La RWM Italia S.P.A. è una società del gruppo Rheinmetall Defence che ha incorporato le attività e le linee produttive del ramo difesa della storica società S.E.I. Società Esplosivi Industriali S.P.A., fondata nel 1933.
Ad oggi RWM Italia S.P.A. sviluppa e produce interamente una gamma di prodotti di serie già conosciuta a livello mondiale. Dispone di due stabilimenti, uno a Ghedi (Bs) e uno a Domusnovas (CI), dotati di moderni laboratori per lo sviluppo, la ricerca e la produzione delle parti elettroniche, inerti ed esplosive, richieste per i moderni, e futuri, sistemi d’arma. La RWM di Domusnovas dispone di un moderno impianto per la produzione di esplosivo insensibile (PBX), i PBXN -109. PBXN-110 ed PBXN-111, certificati dalla Design Authority US Navy.
Il business RWM è basato principalmente sulle attività di: Bombe d’aereo e da penetrazione, caricamento di munizioni e spolette, sviluppo e produzione di missili, siluri, mine marine, cariche di demolizione e controminamento …
Questi sono i dati della fabbrica presente a Domusnovas. Dati tecnici, chiari, come i dati di una qualsiasi fabbrica che produca biscotti o giocattoli, ma l’RWM presente in Sardegna, come descritto dalla scheda dell’azienda, produce missili e bombe, le stesse che stanno devastando lo Yemen. Donne, uomini e bambini massacrati dalla guerra, che con la loro carne e il loro sangue riempiono di economia le 150 buste paga, utili a garantire una vita dignitosa agli operai sardi.
L’EurAllumina S.P.A. è nata negli anni ’70, come azienda italiana, passata poi alla multinazionale russa Rusal, opera nel settore metallurgico e si occupa nello specifico della produzione di ossido di alluminio ricavato dalla lavorazione di bauxite. I principali prodotti della Rusal sono: l’alluminio primario utilizzato nelle industrie dei trasporti, leghe di alluminio e derivati per computer, per cavi elettrici, per il confezionamento e per l’edilizia …

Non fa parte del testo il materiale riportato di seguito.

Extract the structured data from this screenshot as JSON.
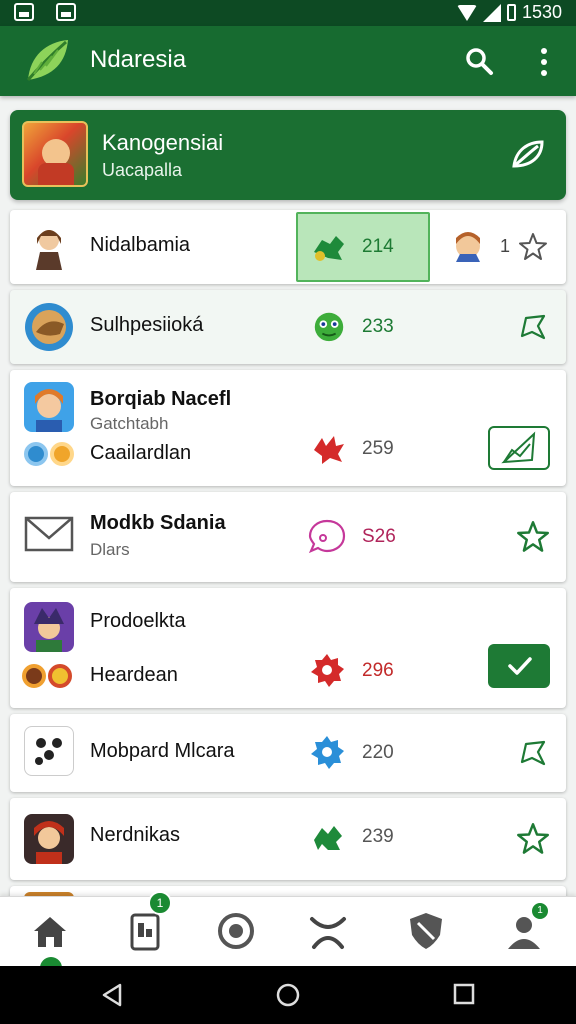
{
  "status_bar": {
    "time": "1530"
  },
  "app_bar": {
    "title": "Ndaresia"
  },
  "featured": {
    "title": "Kanogensiai",
    "subtitle": "Uacapalla"
  },
  "rows": [
    {
      "label": "Nidalbamia",
      "count": "214",
      "extra_count": "1"
    },
    {
      "label": "Sulhpesiioká",
      "count": "233"
    },
    {
      "title": "Borqiab Nacefl",
      "subtitle": "Gatchtabh",
      "label": "Caailardlan",
      "count": "259"
    },
    {
      "label": "Modkb Sdania",
      "subtitle": "Dlars",
      "count": "S26"
    },
    {
      "title": "Prodoelkta",
      "label": "Heardean",
      "count": "296"
    },
    {
      "label": "Mobpard Mlcara",
      "count": "220"
    },
    {
      "label": "Nerdnikas",
      "count": "239"
    }
  ],
  "bottom_nav": {
    "items": [
      "home-icon",
      "phone-icon",
      "target-icon",
      "cup-icon",
      "shield-icon",
      "profile-icon"
    ],
    "badges": {
      "phone": "1",
      "profile": "1"
    }
  },
  "colors": {
    "primary": "#176b30",
    "accent": "#1e7a35",
    "highlight": "#b9e6ba"
  }
}
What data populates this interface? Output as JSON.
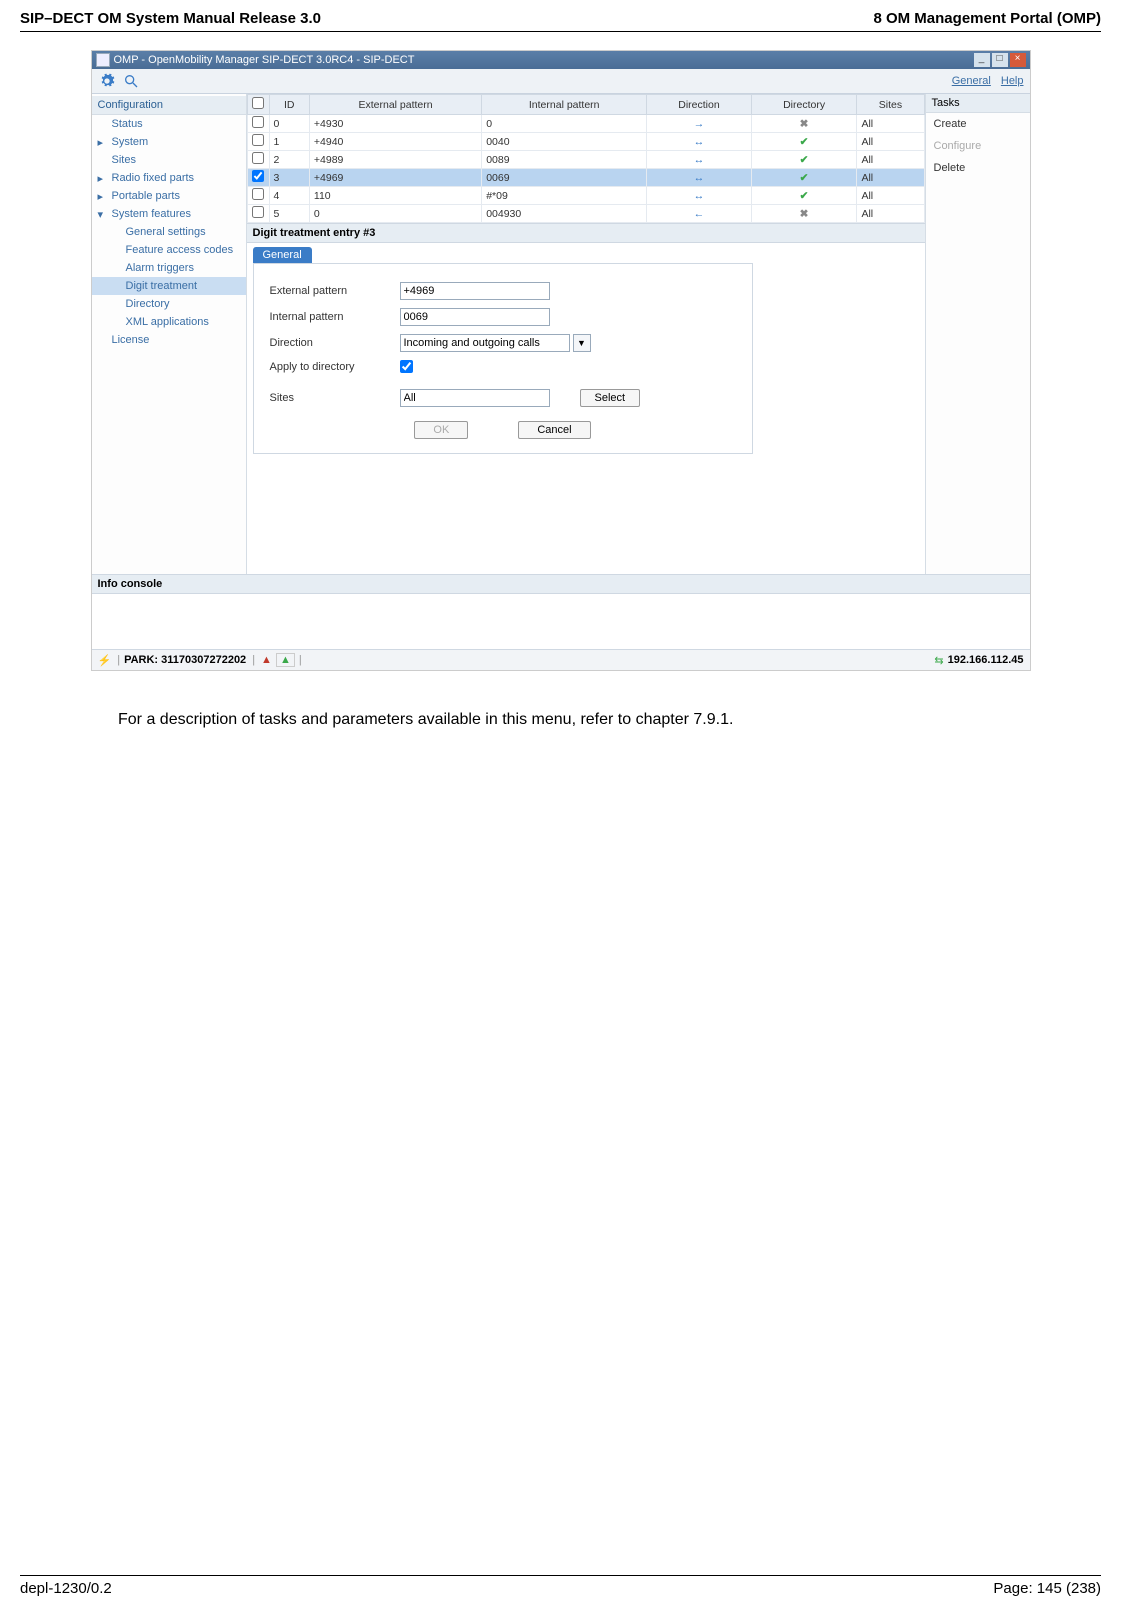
{
  "doc": {
    "header_left": "SIP–DECT OM System Manual Release 3.0",
    "header_right": "8 OM Management Portal (OMP)",
    "footer_left": "depl-1230/0.2",
    "footer_right": "Page: 145 (238)"
  },
  "window": {
    "title": "OMP - OpenMobility Manager SIP-DECT 3.0RC4 - SIP-DECT"
  },
  "toprow": {
    "general": "General",
    "help": "Help"
  },
  "sidebar": {
    "heading": "Configuration",
    "items": [
      {
        "label": "Status",
        "type": "item"
      },
      {
        "label": "System",
        "type": "exp"
      },
      {
        "label": "Sites",
        "type": "item"
      },
      {
        "label": "Radio fixed parts",
        "type": "exp"
      },
      {
        "label": "Portable parts",
        "type": "exp"
      },
      {
        "label": "System features",
        "type": "open"
      }
    ],
    "subs": [
      {
        "label": "General settings"
      },
      {
        "label": "Feature access codes"
      },
      {
        "label": "Alarm triggers"
      },
      {
        "label": "Digit treatment",
        "sel": true
      },
      {
        "label": "Directory"
      },
      {
        "label": "XML applications"
      }
    ],
    "license": "License"
  },
  "table": {
    "cols": [
      "",
      "ID",
      "External pattern",
      "Internal pattern",
      "Direction",
      "Directory",
      "Sites"
    ],
    "rows": [
      {
        "chk": false,
        "id": "0",
        "ext": "+4930",
        "int": "0",
        "dir": "→",
        "dirm": "x",
        "site": "All"
      },
      {
        "chk": false,
        "id": "1",
        "ext": "+4940",
        "int": "0040",
        "dir": "↔",
        "dirm": "v",
        "site": "All"
      },
      {
        "chk": false,
        "id": "2",
        "ext": "+4989",
        "int": "0089",
        "dir": "↔",
        "dirm": "v",
        "site": "All"
      },
      {
        "chk": true,
        "id": "3",
        "ext": "+4969",
        "int": "0069",
        "dir": "↔",
        "dirm": "v",
        "site": "All",
        "sel": true
      },
      {
        "chk": false,
        "id": "4",
        "ext": "110",
        "int": "#*09",
        "dir": "↔",
        "dirm": "v",
        "site": "All"
      },
      {
        "chk": false,
        "id": "5",
        "ext": "0",
        "int": "004930",
        "dir": "←",
        "dirm": "x",
        "site": "All"
      }
    ]
  },
  "tasks": {
    "heading": "Tasks",
    "items": [
      {
        "label": "Create",
        "dis": false
      },
      {
        "label": "Configure",
        "dis": true
      },
      {
        "label": "Delete",
        "dis": false
      }
    ]
  },
  "detail": {
    "title": "Digit treatment entry #3",
    "tab": "General",
    "fields": {
      "ext_label": "External pattern",
      "ext_value": "+4969",
      "int_label": "Internal pattern",
      "int_value": "0069",
      "dir_label": "Direction",
      "dir_value": "Incoming and outgoing calls",
      "apply_label": "Apply to directory",
      "sites_label": "Sites",
      "sites_value": "All",
      "select_btn": "Select"
    },
    "ok": "OK",
    "cancel": "Cancel"
  },
  "info": {
    "title": "Info console"
  },
  "status": {
    "park": "PARK: 31170307272202",
    "ip": "192.166.112.45"
  },
  "description": "For a description of tasks and parameters available in this menu, refer to chapter 7.9.1."
}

Questa, invece, è la scheda di presentazione dei russi, sbandierata con enfasi dagli operai, per rimettere in moto l’economia del Sulcis, tramite la rimessa in funzione dell’EurAllumina S.P.A. Ovviamente nella scheda non si fa riferimento al disastro ambientale, alla carne sacrificale in nome del profitto, causato dagli scarti di questa lavorazione, che ha caratterizzato l’intera zona per diversi decenni e alla follia di voler utilizzare il carbone come generatore d’energia per i nuovi impianti. Le discariche dei fanghi rossi, ossia cromo VI – uno dei più cancerogeni – arsenico, piombo e mercurio, con percentuali di residuo tossico nelle acque limitrofe superiori anche del 900% rispetto alle soglie consentite per legge – hanno letteralmente divorato il territorio, distruggendo pascoli, oliveti, vigne e zone marine un tempo considerate dei veri paradisi ambientali. I morti per tumore e per malattie vascolari non si contano più. L’A.S.L di Carbonia ha consigliato alle popolazioni limitrofe alla fabbrica di non consumare i prodotti ortofrutticoli della zona e l’Università di Cagliari, Dipartimento Sanità Pubblica, ha affermato chiaramente la sussistenza di deficit cognitivi in un campione di bambini di Portoscuso, dovuto ai valori di piombo nel sangue, enormemente superiore ai limiti previsti. La letteratura medica conferma che la concentrazione di piombo ematico causa la riduzione di quoziente intellettivo. Nel mentre, con la proposta d’accordo varata in questi giorni, i lavoratori festeggiano, ma festeggiano soprattutto i russi che hanno la possibilità di accrescere la produzione e, per poter far questo, di ampliare la discarica di scarto, quindi di amplificare maggiormente il disastro. Tutto l’arco politico, la sua corte a seguito ed i giornali sardi, sotto la sua tutela, parlano di “spiraglio” e di “boccata d’ossigeno” che, se non fosse per il dramma, rasenterebbe il ridicolo.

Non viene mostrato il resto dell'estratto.